Big data challenges and opportunities in the developing world
Kassim S Mwitondi
Sheffield Hallam University, UK
: J Comput Eng Inf Technol
Abstract
Population growth and globalization bring numerous challenges - food security, environmental degradation, peace and security. Human-related activities and natural phenomena immensely impinge on our livelihood and sustainability of life on earth. The 17 UN Sustainable Development Goals (SDGs) exhibit the multivariate nature of sustainable development. In a typical developing country, these data attributes will be high-dimensional, multi-faceted and fragmented. This talk will explore and attempt to balance the technical and logistical challenges and opportunities of extracting knowledge from these attributes. It touches on the intricacy of harnessing and gaining meaningful insights for supporting informed decision-making processes. Illustrations are based on enhanced unsupervised and supervised modeling tools, methods and techniques and the results underline the need for interdisciplinary collaborative research. The capacity for these tools and methods to learn rules from data are typically constrained by the random nature of training and test data; diversity and disparity of models and related parameters and limitations in data sharing.
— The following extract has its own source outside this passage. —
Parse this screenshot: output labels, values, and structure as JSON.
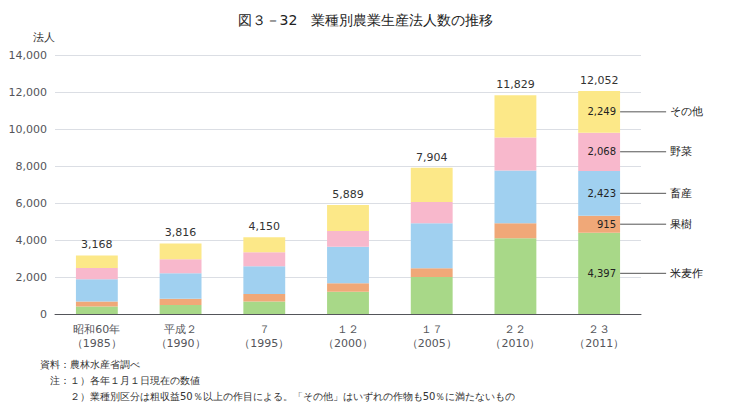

Hence, the mantra of collaborative interdisciplinary research highlights typical challenges and opportunities that derive from shared knowledge and openness as to who is doing or did what, where, when and how. A prototype project idea Agro-Data Dynamics (ADD) - an open data-driven initiative for improving farming practices, productivity & human livelihood in East Africa is used to illustrate existing challenges and opportunities. A framework for agro-forestry data repositories on soils, vegetation, income, and other socio-economic and cultural attributes is proposed for formalizing what we know, what we don’t, what we can and can’t do.